Kimberlé Crenshaw Honored With Harvard’s W.E.B. Du Bois Medal

The Hutchins Center for African & African American Research at Harvard University has named Kimberlé W. Crenshaw as one of eight recipients of this year’s cohort of W.E.B. Du Bois Medalists. The award is considered Harvard’s highest honor in the field of African and African American studies.

Since 2000, Professor Crenshaw has held joint faculty appointments with Columbia Law School in New York and the University of California, Los Angeles School of Law. At Columbia, she serves as the Isidor and Seville Sulzbacher Professor of Law, director of the Center for Intersectionality and Social Policy Studies, and co-founder and executive director of the African American Policy Forum. At UCLA, she serves as the Promise Institute Chair in Human Rights and Distinguished Professor of Law.

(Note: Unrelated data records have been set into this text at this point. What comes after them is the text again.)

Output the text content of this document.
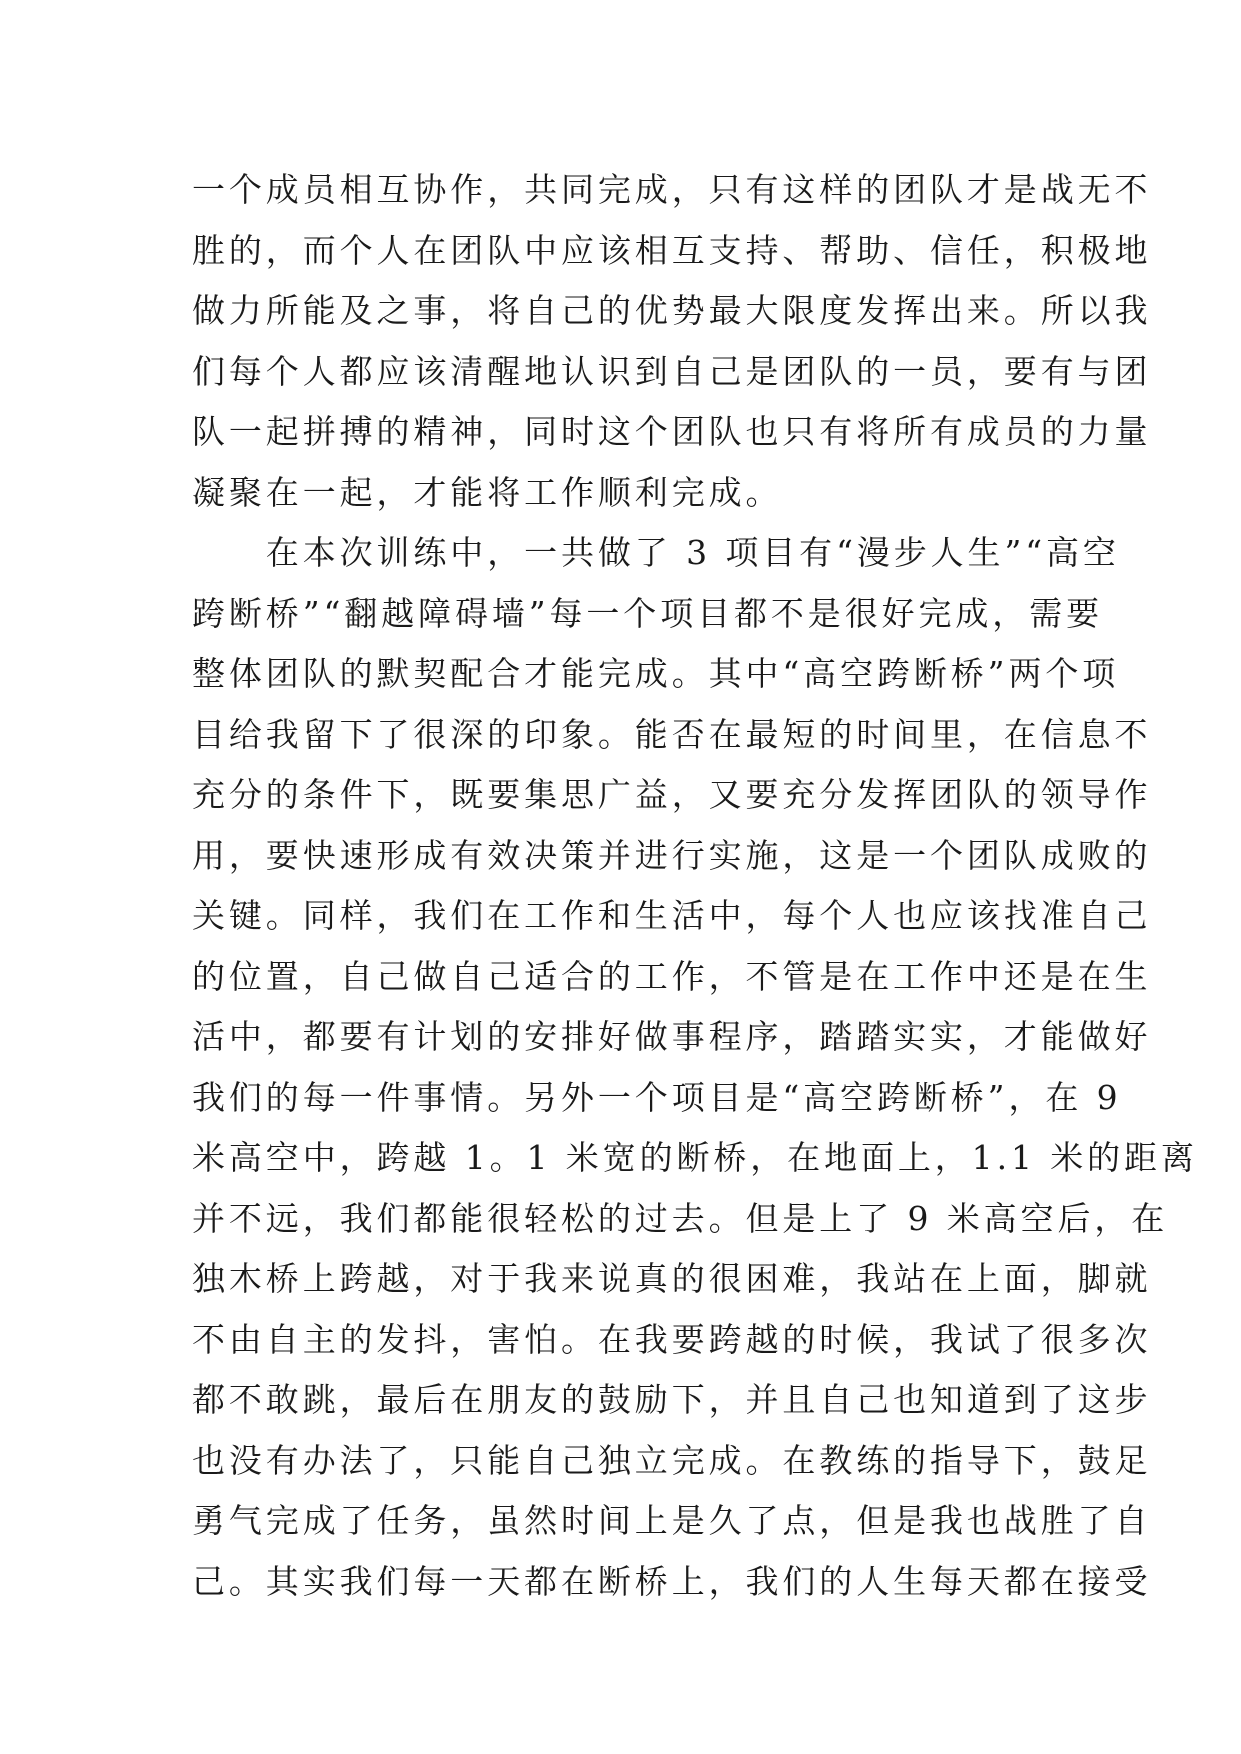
一个成员相互协作，共同完成，只有这样的团队才是战无不
胜的，而个人在团队中应该相互支持、帮助、信任，积极地
做力所能及之事，将自己的优势最大限度发挥出来。所以我
们每个人都应该清醒地认识到自己是团队的一员，要有与团
队一起拼搏的精神，同时这个团队也只有将所有成员的力量
凝聚在一起，才能将工作顺利完成。
在本次训练中，一共做了 3 项目有“漫步人生”“高空
跨断桥”“翻越障碍墙”每一个项目都不是很好完成，需要
整体团队的默契配合才能完成。其中“高空跨断桥”两个项
目给我留下了很深的印象。能否在最短的时间里，在信息不
充分的条件下，既要集思广益，又要充分发挥团队的领导作
用，要快速形成有效决策并进行实施，这是一个团队成败的
关键。同样，我们在工作和生活中，每个人也应该找准自己
的位置，自己做自己适合的工作，不管是在工作中还是在生
活中，都要有计划的安排好做事程序，踏踏实实，才能做好
我们的每一件事情。另外一个项目是“高空跨断桥”，在 9
米高空中，跨越 1。1 米宽的断桥，在地面上，1.1 米的距离
并不远，我们都能很轻松的过去。但是上了 9 米高空后，在
独木桥上跨越，对于我来说真的很困难，我站在上面，脚就
不由自主的发抖，害怕。在我要跨越的时候，我试了很多次
都不敢跳，最后在朋友的鼓励下，并且自己也知道到了这步
也没有办法了，只能自己独立完成。在教练的指导下，鼓足
勇气完成了任务，虽然时间上是久了点，但是我也战胜了自
己。其实我们每一天都在断桥上，我们的人生每天都在接受
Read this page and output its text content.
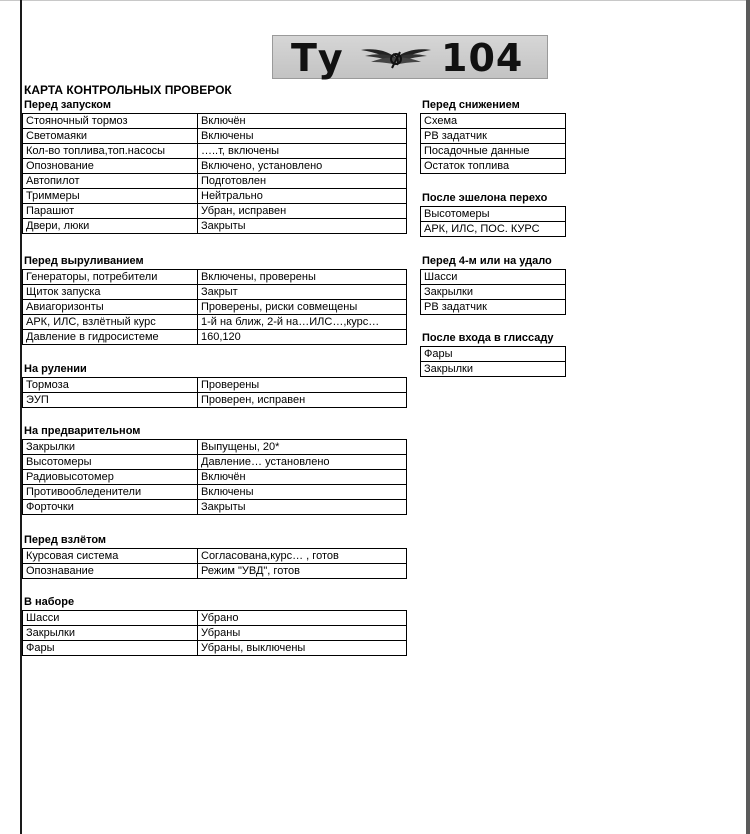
Ту	104
КАРТА КОНТРОЛЬНЫХ ПРОВЕРОК
Перед запуском
Стояночный тормоз	Включён
Светомаяки	Включены
Кол-во топлива,топ.насосы	…..т, включены
Опознование	Включено, установлено
Автопилот	Подготовлен
Триммеры	Нейтрально
Парашют	Убран, исправен
Двери, люки	Закрыты
Перед выруливанием
Генераторы, потребители	Включены, проверены
Щиток запуска	Закрыт
Авиагоризонты	Проверены, риски совмещены
АРК, ИЛС, взлётный курс	1-й на ближ, 2-й на…ИЛС…,курс…
Давление в гидросистеме	160,120
На рулении
Тормоза	Проверены
ЭУП	Проверен, исправен
На предварительном
Закрылки	Выпущены, 20*
Высотомеры	Давление… установлено
Радиовысотомер	Включён
Противообледенители	Включены
Форточки	Закрыты
Перед взлётом
Курсовая система	Согласована,курс… , готов
Опознавание	Режим "УВД", готов
В наборе
Шасси	Убрано
Закрылки	Убраны
Фары	Убраны, выключены
Перед снижением
Схема
РВ задатчик
Посадочные данные
Остаток топлива
После эшелона перехо
Высотомеры
АРК, ИЛС, ПОС. КУРС
Перед 4-м или на удало
Шасси
Закрылки
РВ задатчик
После входа в глиссаду
Фары
Закрылки
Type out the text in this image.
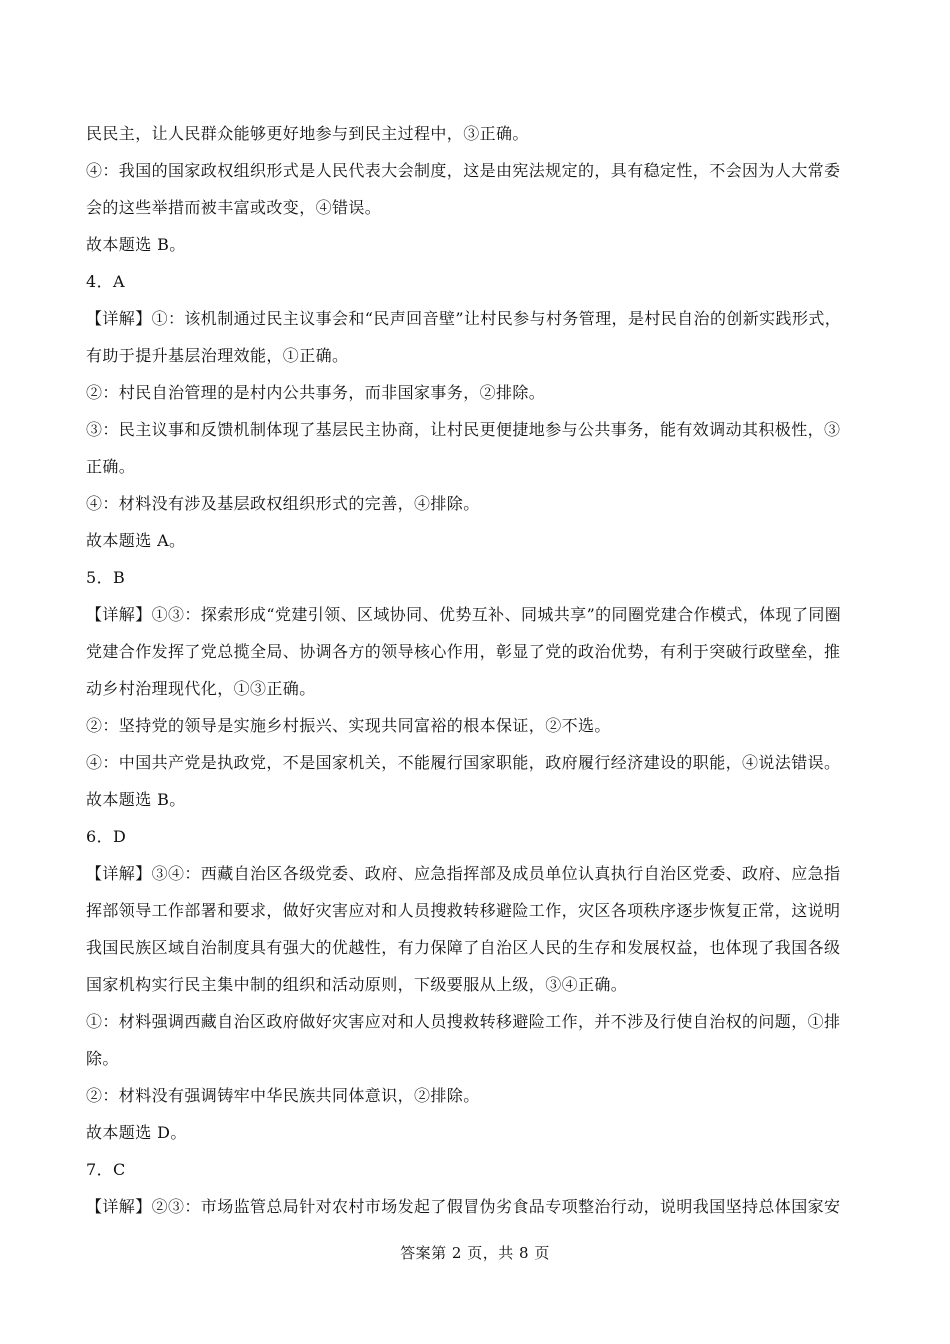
民民主，让人民群众能够更好地参与到民主过程中，③正确。
④：我国的国家政权组织形式是人民代表大会制度，这是由宪法规定的，具有稳定性，不会因为人大常委
会的这些举措而被丰富或改变，④错误。
故本题选 B。
4．A
【详解】①：该机制通过民主议事会和“民声回音壁”让村民参与村务管理，是村民自治的创新实践形式，
有助于提升基层治理效能，①正确。
②：村民自治管理的是村内公共事务，而非国家事务，②排除。
③：民主议事和反馈机制体现了基层民主协商，让村民更便捷地参与公共事务，能有效调动其积极性，③
正确。
④：材料没有涉及基层政权组织形式的完善，④排除。
故本题选 A。
5．B
【详解】①③：探索形成“党建引领、区域协同、优势互补、同城共享”的同圈党建合作模式，体现了同圈
党建合作发挥了党总揽全局、协调各方的领导核心作用，彰显了党的政治优势，有利于突破行政壁垒，推
动乡村治理现代化，①③正确。
②：坚持党的领导是实施乡村振兴、实现共同富裕的根本保证，②不选。
④：中国共产党是执政党，不是国家机关，不能履行国家职能，政府履行经济建设的职能，④说法错误。
故本题选 B。
6．D
【详解】③④：西藏自治区各级党委、政府、应急指挥部及成员单位认真执行自治区党委、政府、应急指
挥部领导工作部署和要求，做好灾害应对和人员搜救转移避险工作，灾区各项秩序逐步恢复正常，这说明
我国民族区域自治制度具有强大的优越性，有力保障了自治区人民的生存和发展权益，也体现了我国各级
国家机构实行民主集中制的组织和活动原则，下级要服从上级，③④正确。
①：材料强调西藏自治区政府做好灾害应对和人员搜救转移避险工作，并不涉及行使自治权的问题，①排
除。
②：材料没有强调铸牢中华民族共同体意识，②排除。
故本题选 D。
7．C
【详解】②③：市场监管总局针对农村市场发起了假冒伪劣食品专项整治行动，说明我国坚持总体国家安
答案第 2 页，共 8 页
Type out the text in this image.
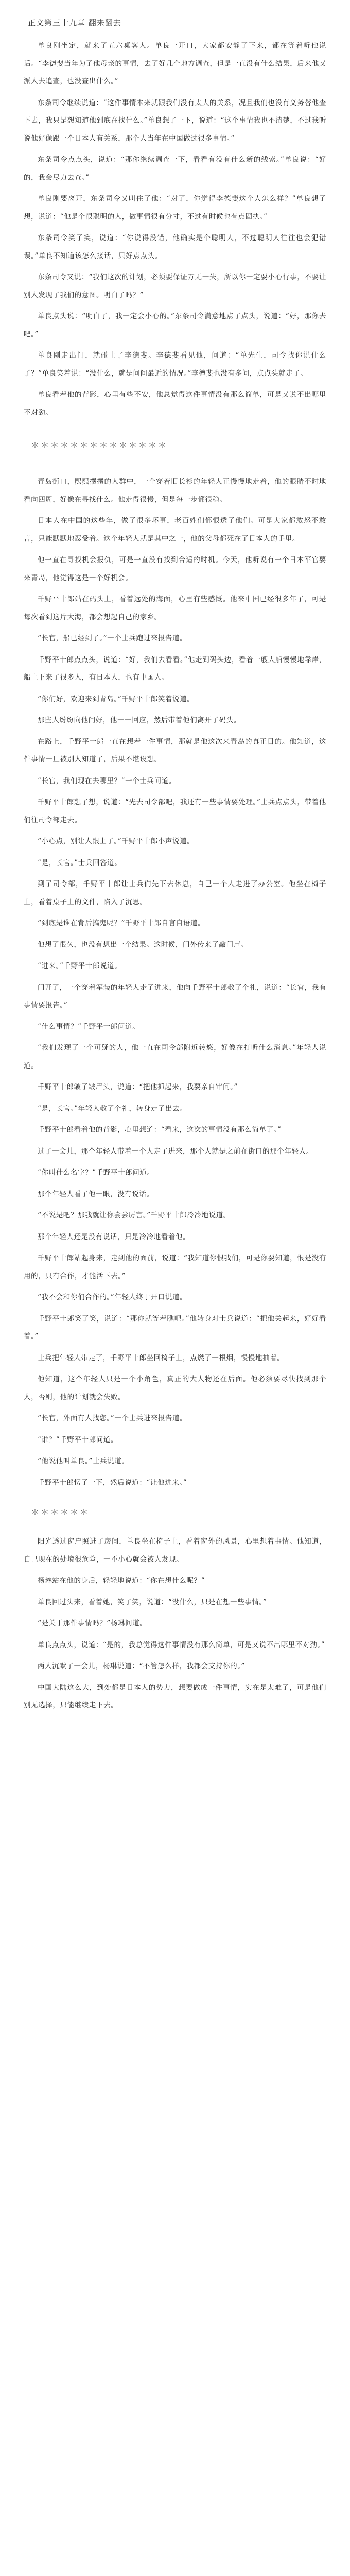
正文第三十九章 翻来翻去

单良刚坐定，就来了五六桌客人。单良一开口，大家都安静了下来，都在等着听他说话。“李德斐当年为了他母亲的事情，去了好几个地方调查，但是一直没有什么结果，后来他又派人去追查，也没查出什么。”

东条司令继续说道：“这件事情本来就跟我们没有太大的关系，况且我们也没有义务替他查下去，我只是想知道他到底在找什么。”单良想了一下，说道：“这个事情我也不清楚，不过我听说他好像跟一个日本人有关系，那个人当年在中国做过很多事情。”

东条司令点点头，说道：“那你继续调查一下，看看有没有什么新的线索。”单良说：“好的，我会尽力去查。”

单良刚要离开，东条司令又叫住了他：“对了，你觉得李德斐这个人怎么样？”单良想了想，说道：“他是个很聪明的人，做事情很有分寸，不过有时候也有点固执。”

东条司令笑了笑，说道：“你说得没错，他确实是个聪明人，不过聪明人往往也会犯错误。”单良不知道该怎么接话，只好点点头。

东条司令又说：“我们这次的计划，必须要保证万无一失，所以你一定要小心行事，不要让别人发现了我们的意图。明白了吗？”

单良点头说：“明白了，我一定会小心的。”东条司令满意地点了点头，说道：“好，那你去吧。”

单良刚走出门，就碰上了李德斐。李德斐看见他，问道：“单先生，司令找你说什么了？”单良笑着说：“没什么，就是问问最近的情况。”李德斐也没有多问，点点头就走了。

单良看着他的背影，心里有些不安，他总觉得这件事情没有那么简单，可是又说不出哪里不对劲。

＊＊＊＊＊＊＊＊＊＊＊＊＊＊

青岛街口，熙熙攘攘的人群中，一个穿着旧长衫的年轻人正慢慢地走着，他的眼睛不时地看向四周，好像在寻找什么。他走得很慢，但是每一步都很稳。

日本人在中国的这些年，做了很多坏事，老百姓们都恨透了他们。可是大家都敢怒不敢言，只能默默地忍受着。这个年轻人就是其中之一，他的父母都死在了日本人的手里。

他一直在寻找机会报仇，可是一直没有找到合适的时机。今天，他听说有一个日本军官要来青岛，他觉得这是一个好机会。

千野平十郎站在码头上，看着远处的海面，心里有些感慨。他来中国已经很多年了，可是每次看到这片大海，都会想起自己的家乡。

“长官，船已经到了。”一个士兵跑过来报告道。

千野平十郎点点头，说道：“好，我们去看看。”他走到码头边，看着一艘大船慢慢地靠岸，船上下来了很多人，有日本人，也有中国人。

“你们好，欢迎来到青岛。”千野平十郎笑着说道。

那些人纷纷向他问好，他一一回应，然后带着他们离开了码头。

在路上，千野平十郎一直在想着一件事情，那就是他这次来青岛的真正目的。他知道，这件事情一旦被别人知道了，后果不堪设想。

“长官，我们现在去哪里？”一个士兵问道。

千野平十郎想了想，说道：“先去司令部吧，我还有一些事情要处理。”士兵点点头，带着他们往司令部走去。

“小心点，别让人跟上了。”千野平十郎小声说道。

“是，长官。”士兵回答道。

到了司令部，千野平十郎让士兵们先下去休息，自己一个人走进了办公室。他坐在椅子上，看着桌子上的文件，陷入了沉思。

“到底是谁在背后搞鬼呢？”千野平十郎自言自语道。

他想了很久，也没有想出一个结果。这时候，门外传来了敲门声。

“进来。”千野平十郎说道。

门开了，一个穿着军装的年轻人走了进来，他向千野平十郎敬了个礼，说道：“长官，我有事情要报告。”

“什么事情？”千野平十郎问道。

“我们发现了一个可疑的人，他一直在司令部附近转悠，好像在打听什么消息。”年轻人说道。

千野平十郎皱了皱眉头，说道：“把他抓起来，我要亲自审问。”

“是，长官。”年轻人敬了个礼，转身走了出去。

千野平十郎看着他的背影，心里想道：“看来，这次的事情没有那么简单了。”

过了一会儿，那个年轻人带着一个人走了进来，那个人就是之前在街口的那个年轻人。

“你叫什么名字？”千野平十郎问道。

那个年轻人看了他一眼，没有说话。

“不说是吧？那我就让你尝尝厉害。”千野平十郎冷冷地说道。

那个年轻人还是没有说话，只是冷冷地看着他。

千野平十郎站起身来，走到他的面前，说道：“我知道你恨我们，可是你要知道，恨是没有用的，只有合作，才能活下去。”

“我不会和你们合作的。”年轻人终于开口说道。

千野平十郎笑了笑，说道：“那你就等着瞧吧。”他转身对士兵说道：“把他关起来，好好看着。”

士兵把年轻人带走了，千野平十郎坐回椅子上，点燃了一根烟，慢慢地抽着。

他知道，这个年轻人只是一个小角色，真正的大人物还在后面。他必须要尽快找到那个人，否则，他的计划就会失败。

“长官，外面有人找您。”一个士兵进来报告道。

“谁？”千野平十郎问道。

“他说他叫单良。”士兵说道。

千野平十郎愣了一下，然后说道：“让他进来。”

＊＊＊＊＊＊

阳光透过窗户照进了房间，单良坐在椅子上，看着窗外的风景，心里想着事情。他知道，自己现在的处境很危险，一不小心就会被人发现。

杨琳站在他的身后，轻轻地说道：“你在想什么呢？”

单良回过头来，看着她，笑了笑，说道：“没什么，只是在想一些事情。”

“是关于那件事情吗？”杨琳问道。

单良点点头，说道：“是的，我总觉得这件事情没有那么简单，可是又说不出哪里不对劲。”

两人沉默了一会儿，杨琳说道：“不管怎么样，我都会支持你的。”

中国大陆这么大，到处都是日本人的势力，想要做成一件事情，实在是太难了，可是他们别无选择，只能继续走下去。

As a scholar and writer, Professor Crenshaw focuses her work on civil rights, critical race theory, Black feminist legal theory, and race, racism, and the law. She has conducted extensive research into the “school to prison” pipeline for African American children, as well as the criminalization of behavior among Black teenage girls. Her scholarship led her to authoring two books: Critical Race Theory: The Key Writings That Formed the Movement (The New Press, 1996) and Say Her Name: Black Women’s Stories of Police Violence and Public Service (Haymarket Books, 2023).

Professor Crenshaw received her bachelor’s degree from Cornell University, a juris doctorate from Harvard La School, and master of laws degree from the University of Wisconsin.